Rheinische Post - Wesel/Dinslaken
Lebenslügen und andere Täuschungen
Mathu Sanyal verknüpft in ihrem Stück „Identitti“Themen wie Rassismus, Kolonialismus und die Suche nach der eigenen Identität. Die Inszenierung wirkt stellenweise ein wenig überfrachtet. Umso mehr überzeugen die Schauspieler.
DÜSSELDORF Die Bühne im Kleinen Haus ist vollgepackt mit Mobiliar. Küche, Schlafzimmer, Wohnraum. Ganz hinten ragt der Rheinturm auf. Wir sind in Düsseldorf, Wohnort der Autorin des Erfolgsromans „Identitti“. Die Kulturwissenschaftlerin Mathu Sanyal lebt mit ihrer Familie in Oberbilk. Sie studierte deutsche und englische Literatur an der Heine-universität, schrieb ihre Promotion über die Kulturgeschichte des weiblichen Genitals. Und jetzt auch, nach mehreren Büchern, die Theaterfassung von „Identitti“, deren Uraufführung sie dem Schauspielhaus anvertraute.
Bei der Premiere sitzt Mithu Sanyal im Publikum.
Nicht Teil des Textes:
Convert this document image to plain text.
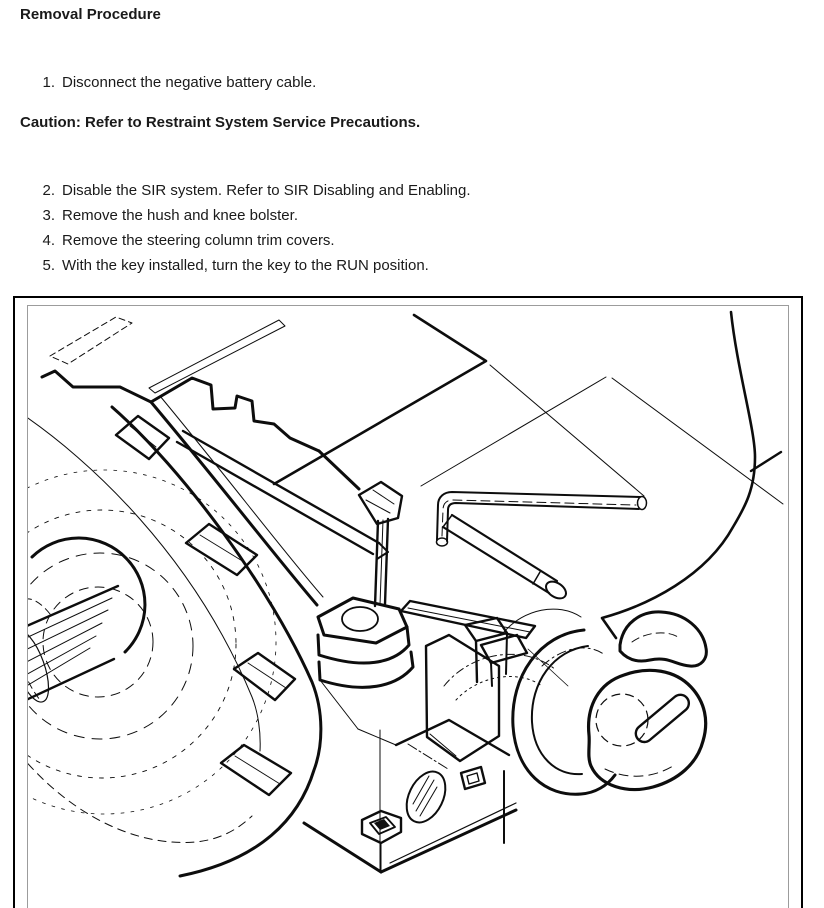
Removal Procedure
1. Disconnect the negative battery cable.
Caution: Refer to Restraint System Service Precautions.
2. Disable the SIR system. Refer to SIR Disabling and Enabling.
3. Remove the hush and knee bolster.
4. Remove the steering column trim covers.
5. With the key installed, turn the key to the RUN position.
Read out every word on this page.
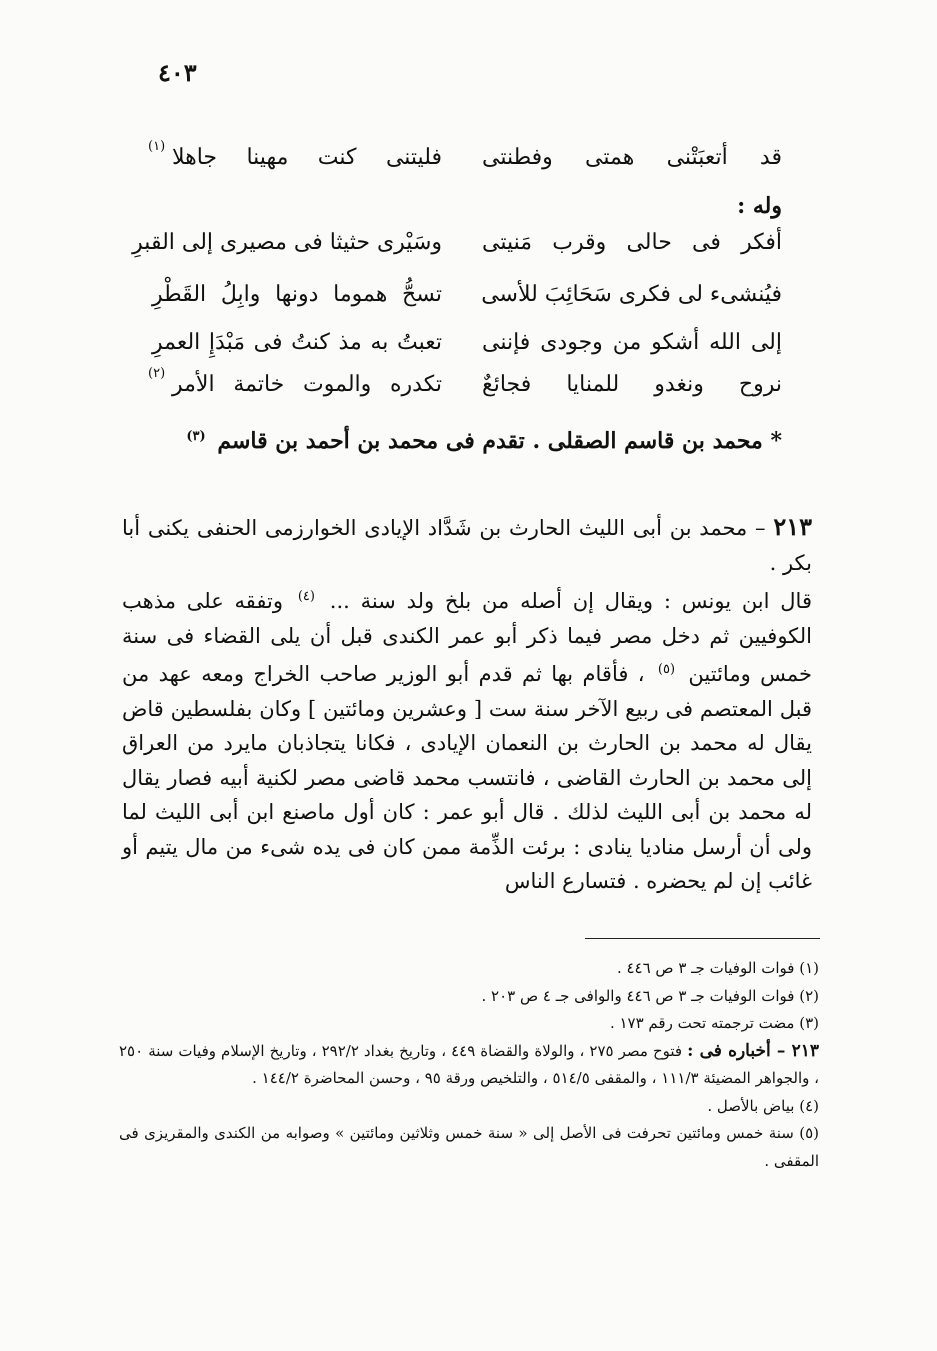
٤٠٣
قد أتعبَتْنى همتى وفطنتى
فليتنى كنت مهينا جاهلا
(١)
وله :
أفكر فى حالى وقرب مَنيتى
وسَيْرى حثيثا فى مصيرى إلى القبرِ
فيُنشىء لى فكرى سَحَائِبَ للأسى
تسحُّ هموما دونها وابِلُ القَطْرِ
إلى الله أشكو من وجودى فإننى
تعبتُ به مذ كنتُ فى مَبْدَإِ العمرِ
نروح ونغدو للمنايا فجائعٌ
تكدره والموت خاتمة الأمر
(٢)
* محمد بن قاسم الصقلى . تقدم فى محمد بن أحمد بن قاسم $^{(٣)}$

٢١٣ – محمد بن أبى الليث الحارث بن شَدَّاد الإيادى الخوارزمى الحنفى يكنى أبا بكر .

قال ابن يونس : ويقال إن أصله من بلخ ولد سنة ... $^{(٤)}$ وتفقه على مذهب الكوفيين ثم دخل مصر فيما ذكر أبو عمر الكندى قبل أن يلى القضاء فى سنة خمس ومائتين $^{(٥)}$ ، فأقام بها ثم قدم أبو الوزير صاحب الخراج ومعه عهد من قبل المعتصم فى ربيع الآخر سنة ست [ وعشرين ومائتين ] وكان بفلسطين قاض يقال له محمد بن الحارث بن النعمان الإيادى ، فكانا يتجاذبان مايرد من العراق إلى محمد بن الحارث القاضى ، فانتسب محمد قاضى مصر لكنية أبيه فصار يقال له محمد بن أبى الليث لذلك . قال أبو عمر : كان أول ماصنع ابن أبى الليث لما ولى أن أرسل مناديا ينادى : برئت الذِّمة ممن كان فى يده شىء من مال يتيم أو غائب إن لم يحضره . فتسارع الناس

(١) فوات الوفيات جـ ٣ ص ٤٤٦ .

(٢) فوات الوفيات جـ ٣ ص ٤٤٦ والوافى جـ ٤ ص ٢٠٣ .

(٣) مضت ترجمته تحت رقم ١٧٣ .

٢١٣ – أخباره فى : فتوح مصر ٢٧٥ ، والولاة والقضاة ٤٤٩ ، وتاريخ بغداد ٢٩٢/٢ ، وتاريخ الإسلام وفيات سنة ٢٥٠ ، والجواهر المضيئة ١١١/٣ ، والمقفى ٥١٤/٥ ، والتلخيص ورقة ٩٥ ، وحسن المحاضرة ١٤٤/٢ .

(٤) بياض بالأصل .

(٥) سنة خمس ومائتين تحرفت فى الأصل إلى « سنة خمس وثلاثين ومائتين » وصوابه من الكندى والمقريزى فى المقفى .
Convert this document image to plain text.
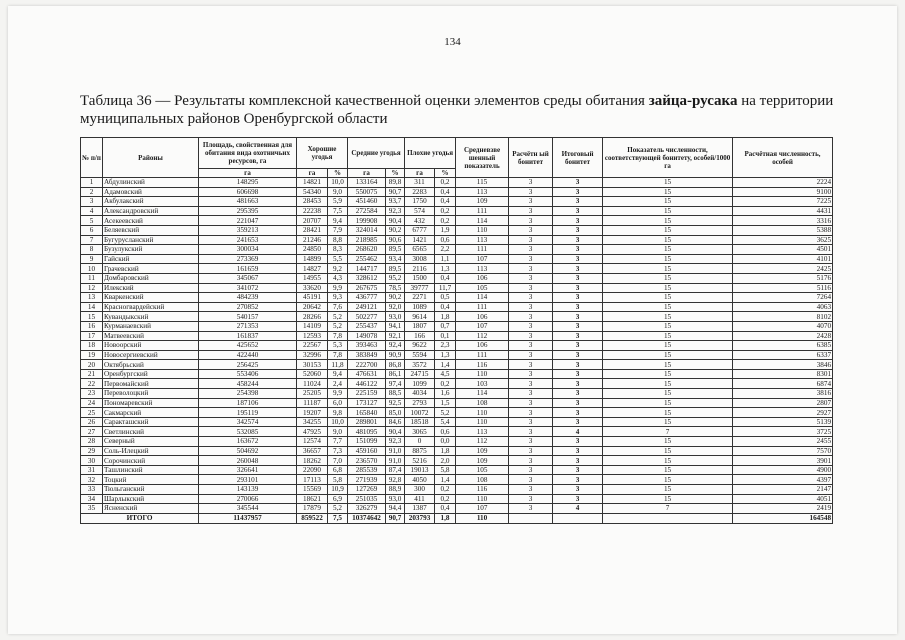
134
Таблица 36 — Результаты комплексной качественной оценки элементов среды обитания зайца-русака на территории муниципальных районов Оренбургской области
№ п/п	Районы	Площадь, свойственная для обитания вида охотничьих ресурсов, га	Хорошие угодья		Средние угодья		Плохие угодья		Средневзве шенный показатель	Расчётн ый бонитет	Итоговый бонитет	Показатель численности, соответствующей бонитету, особей/1000 га	Расчётная численность, особей
		га	га	%	га	%	га	%					
1	Абдулинский	148295	14821	10,0	133164	89,8	311	0,2	115	3	3	15	2224
2	Адамовский	606698	54340	9,0	550075	90,7	2283	0,4	113	3	3	15	9100
3	Акбулакский	481663	28453	5,9	451460	93,7	1750	0,4	109	3	3	15	7225
4	Александровский	295395	22238	7,5	272584	92,3	574	0,2	111	3	3	15	4431
5	Асекеевский	221047	20707	9,4	199908	90,4	432	0,2	114	3	3	15	3316
6	Беляевский	359213	28421	7,9	324014	90,2	6777	1,9	110	3	3	15	5388
7	Бугурусланский	241653	21246	8,8	218985	90,6	1421	0,6	113	3	3	15	3625
8	Бузулукский	300034	24850	8,3	268620	89,5	6565	2,2	111	3	3	15	4501
9	Гайский	273369	14899	5,5	255462	93,4	3008	1,1	107	3	3	15	4101
10	Грачевский	161659	14827	9,2	144717	89,5	2116	1,3	113	3	3	15	2425
11	Домбаровский	345067	14955	4,3	328612	95,2	1500	0,4	106	3	3	15	5176
12	Илекский	341072	33620	9,9	267675	78,5	39777	11,7	105	3	3	15	5116
13	Кваркенский	484239	45191	9,3	436777	90,2	2271	0,5	114	3	3	15	7264
14	Красногвардейский	270852	20642	7,6	249121	92,0	1089	0,4	111	3	3	15	4063
15	Кувандыкский	540157	28266	5,2	502277	93,0	9614	1,8	106	3	3	15	8102
16	Курманаевский	271353	14109	5,2	255437	94,1	1807	0,7	107	3	3	15	4070
17	Матвеевский	161837	12593	7,8	149078	92,1	166	0,1	112	3	3	15	2428
18	Новоорский	425652	22567	5,3	393463	92,4	9622	2,3	106	3	3	15	6385
19	Новосергиевский	422440	32996	7,8	383849	90,9	5594	1,3	111	3	3	15	6337
20	Октябрьский	256425	30153	11,8	222700	86,8	3572	1,4	116	3	3	15	3846
21	Оренбургский	553406	52060	9,4	476631	86,1	24715	4,5	110	3	3	15	8301
22	Первомайский	458244	11024	2,4	446122	97,4	1099	0,2	103	3	3	15	6874
23	Переволоцкий	254398	25205	9,9	225159	88,5	4034	1,6	114	3	3	15	3816
24	Пономаревский	187106	11187	6,0	173127	92,5	2793	1,5	108	3	3	15	2807
25	Сакмарский	195119	19207	9,8	165840	85,0	10072	5,2	110	3	3	15	2927
26	Саракташский	342574	34255	10,0	289801	84,6	18518	5,4	110	3	3	15	5139
27	Светлинский	532085	47925	9,0	481095	90,4	3065	0,6	113	3	4	7	3725
28	Северный	163672	12574	7,7	151099	92,3	0	0,0	112	3	3	15	2455
29	Соль-Илецкий	504692	36657	7,3	459160	91,0	8875	1,8	109	3	3	15	7570
30	Сорочинский	260048	18262	7,0	236570	91,0	5216	2,0	109	3	3	15	3901
31	Ташлинский	326641	22090	6,8	285539	87,4	19013	5,8	105	3	3	15	4900
32	Тоцкий	293101	17113	5,8	271939	92,8	4050	1,4	108	3	3	15	4397
33	Тюльганский	143139	15569	10,9	127269	88,9	300	0,2	116	3	3	15	2147
34	Шарлыкский	270066	18621	6,9	251035	93,0	411	0,2	110	3	3	15	4051
35	Ясненский	345544	17879	5,2	326279	94,4	1387	0,4	107	3	4	7	2419
ИТОГО		11437957	859522	7,5	10374642	90,7	203793	1,8	110				164548
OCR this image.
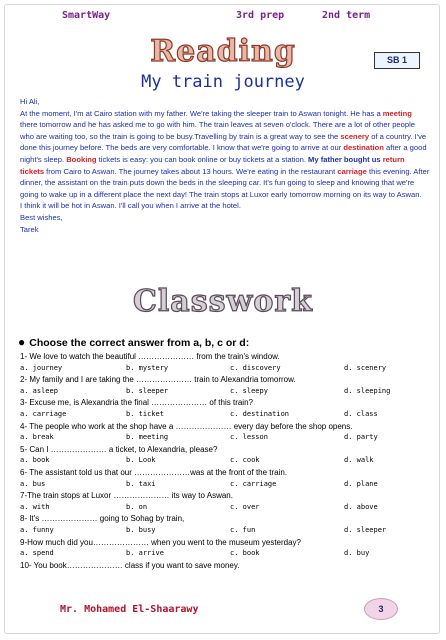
SmartWay	3rd prep	2nd term
Reading	SB 1
My train journey

Hi Ali,

At the moment, I'm at Cairo station with my father. We're taking the sleeper train to Aswan tonight. He has a meeting there tomorrow and he has asked me to go with him. The train leaves at seven o'clock. There are a lot of other people who are waiting too, so the train is going to be busy.Travelling by train is a great way to see the scenery of a country. I've done this journey before. The beds are very comfortable. I know that we're going to arrive at our destination after a good night's sleep. Booking tickets is easy: you can book online or buy tickets at a station. My father bought us return tickets from Cairo to Aswan. The journey takes about 13 hours. We're eating in the restaurant carriage this evening. After dinner, the assistant on the train puts down the beds in the sleeping car. It's fun going to sleep and knowing that we're going to wake up in a different place the next day! The train stops at Luxor early tomorrow morning on its way to Aswan.

I think it will be hot in Aswan. I'll call you when I arrive at the hotel.

Best wishes,

Tarek

Classwork
● Choose the correct answer from a, b, c or d:
1- We love to watch the beautiful ………………… from the train's window.
a. journey	b. mystery	c. discovery	d. scenery
2- My family and I are taking the ………………… train to Alexandria tomorrow.
a. asleep	b. sleeper	c. sleepy	d. sleeping
3- Excuse me, is Alexandria the final ………………… of this train?
a. carriage	b. ticket	c. destination	d. class
4- The people who work at the shop have a ………………… every day before the shop opens.
a. break	b. meeting	c. lesson	d. party
5- Can I ………………… a ticket, to Alexandria, please?
a. book	b. Look	c. cook	d. walk
6- The assistant told us that our …………………was at the front of the train.
a. bus	b. taxi	c. carriage	d. plane
7-The train stops at Luxor ………………… its way to Aswan.
a. with	b. on	c. over	d. above
8- It's ………………… going to Sohag by train,
a. funny	b. busy	c. fun	d. sleeper
9-How much did you………………… when you went to the museum yesterday?
a. spend	b. arrive	c. book	d. buy
10- You book………………… class if you want to save money.
Mr. Mohamed El-Shaarawy	3
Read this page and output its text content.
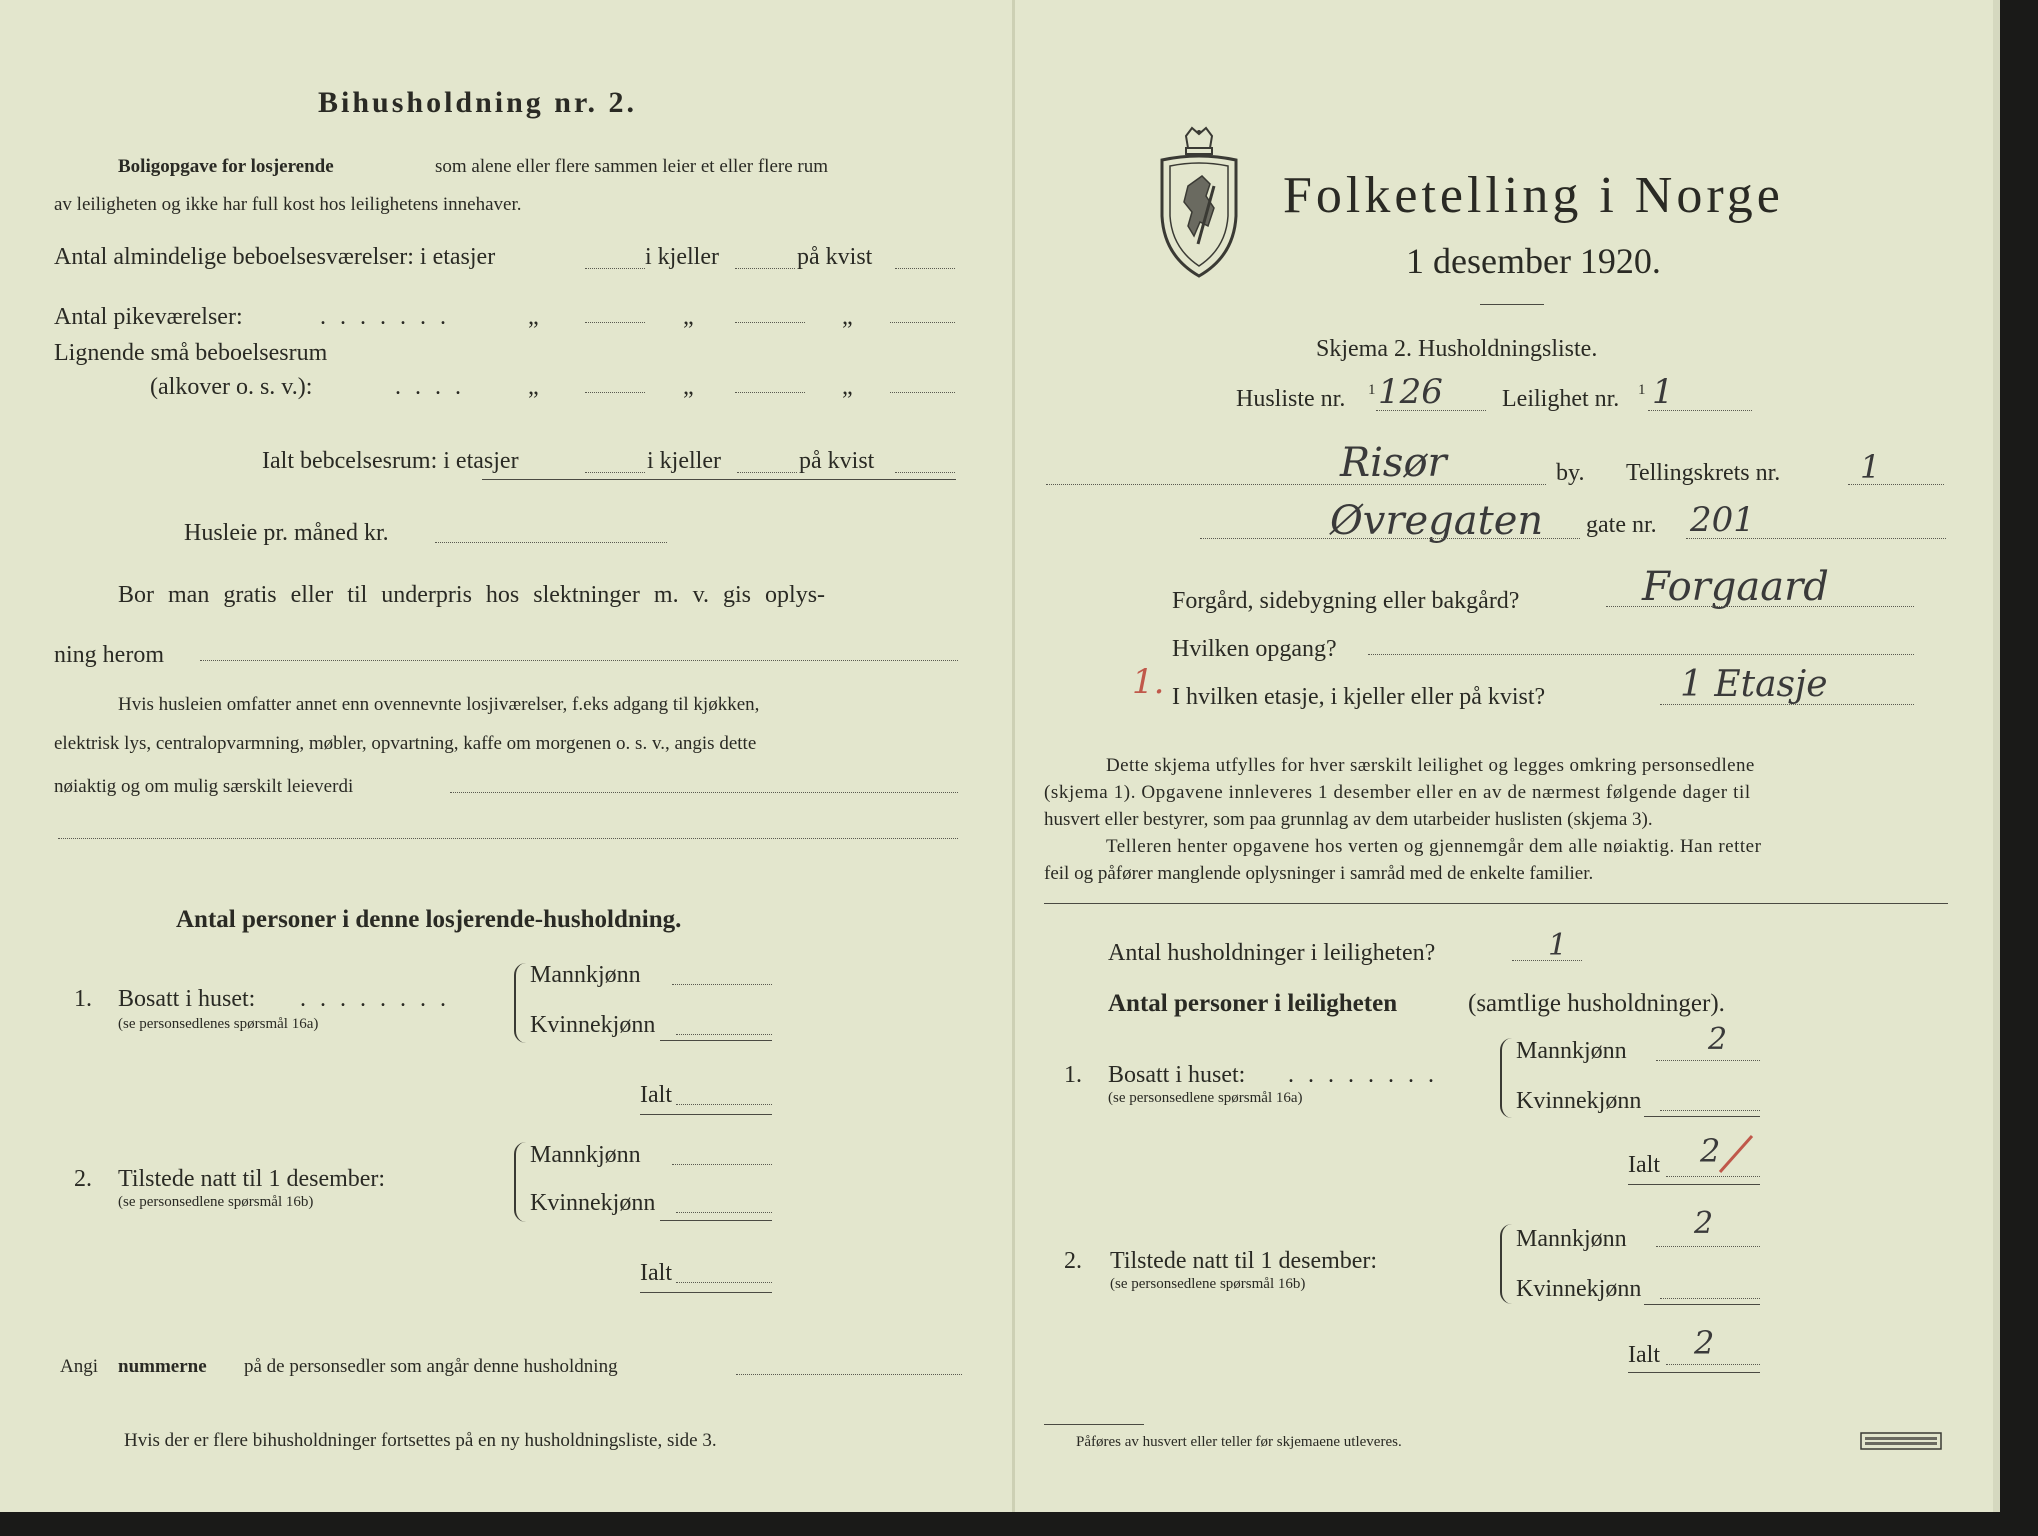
Bihusholdning nr. 2.
Boligopgave for losjerende	som alene eller flere sammen leier et eller flere rum
av leiligheten og ikke har full kost hos leilighetens innehaver.
Antal almindelige beboelsesværelser: i etasjer	i kjeller	på kvist
Antal pikeværelser:	. . . . . . .	„	„	„
Lignende små beboelsesrum
(alkover o. s. v.):	. . . .	„	„	„
Ialt bebcelsesrum: i etasjer	i kjeller	på kvist
Husleie pr. måned kr.
Bor man gratis eller til underpris hos slektninger m. v. gis oplys-
ning herom
Hvis husleien omfatter annet enn ovennevnte losjiværelser, f.eks adgang til kjøkken,
elektrisk lys, centralopvarmning, møbler, opvartning, kaffe om morgenen o. s. v., angis dette
nøiaktig og om mulig særskilt leieverdi
Antal personer i denne losjerende-husholdning.
1. Bosatt i huset: . . . . . . . .
(se personsedlenes spørsmål 16a)
Mannkjønn
Kvinnekjønn
Ialt
2. Tilstede natt til 1 desember:
(se personsedlene spørsmål 16b)
Mannkjønn
Kvinnekjønn
Ialt
Angi nummerne på de personsedler som angår denne husholdning
Hvis der er flere bihusholdninger fortsettes på en ny husholdningsliste, side 3.
Folketelling i Norge
1 desember 1920.
Skjema 2. Husholdningsliste.
Husliste nr. 1 126 Leilighet nr. 1 1
Risør	by. Tellingskrets nr. 1
Øvregaten gate nr. 201
Forgård, sidebygning eller bakgård?	Forgaard
Hvilken opgang?
1. I hvilken etasje, i kjeller eller på kvist?	1 Etasje
Dette skjema utfylles for hver særskilt leilighet og legges omkring personsedlene
(skjema 1). Opgavene innleveres 1 desember eller en av de nærmest følgende dager til
husvert eller bestyrer, som paa grunnlag av dem utarbeider huslisten (skjema 3).
Telleren henter opgavene hos verten og gjennemgår dem alle nøiaktig. Han retter
feil og påfører manglende oplysninger i samråd med de enkelte familier.
Antal husholdninger i leiligheten?	1
Antal personer i leiligheten	(samtlige husholdninger).
1. Bosatt i huset: . . . . . . . .
(se personsedlene spørsmål 16a)
Mannkjønn	2
Kvinnekjønn
Ialt 2
2. Tilstede natt til 1 desember:
(se personsedlene spørsmål 16b)
Mannkjønn 2
Kvinnekjønn
Ialt 2
Påføres av husvert eller teller før skjemaene utleveres.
Das Theater ist bis auf den letzten Platz besetzt, darunter auffallend viele junge Leute. Zu Beginn verliest Raji (Mehdi Moinzadeh) einen Brief, gerichtet an seine Schwester: „Ich verzeihe dir. Ich will keine Geheimnisse mehr. Ich kann nicht lügen, nicht einmal für dich. Der Realität ins Auge zu schauen, ist der erste Schritt zur Heilung.“Geheimnisvolle Andeutungen, die erst später entschlüsselt werden.
Vorerst aber geht es um die Bloggerin Nivedita Anand (Cennet Rüya Voss). Wie ihre Freundin Oluchi (Fnot Taddese) hat sie eine weiße Mutter und einen farbigen Vater. Beim Ringen um die eigene Identität entzünden sich Diskussionen über Rassismus, Hautfarbe, Zugehörigkeit. Lieber wäre es Nivedita, wenn beide Eltern farbig wären. Aber so? „Mischling“, stößt sie angewidert aus, „zu wenig beheimatet, zu wenig diskriminiert.“
Die Freundinnen sind Vorzeigestudentinnen bei Saraswati, einer Professorin indischer Herkunft, die an der Düsseldorfer Universität Postkoloniale Theorien lehrt. Von der charismatischen Frau, benannt nach der hinduistischen Göttin der Weisheit, ist Nivedita fasziniert, ihr eifert sie nach. Cennet Rüya Voss spielt mit Inbrunst und flirrender Energie; glaubhaft in ihrem Schmerz, als die Lebenslüge ihrer Ikone entlarvt wird. Saraswati ist in Wahrheit eine weiße Frau, ihre indische Abstammung hat sie nur vorgetäuscht. Daran verzweifelt Nivedita, ihr Weltbild gerät aus den Fugen. „Wer bist du, wenn du nicht indisch bist?“fragt sie. Warum hat sie das gemacht? Darf sie das? Sehe ich sie jetzt mit anderen Augen – und wie?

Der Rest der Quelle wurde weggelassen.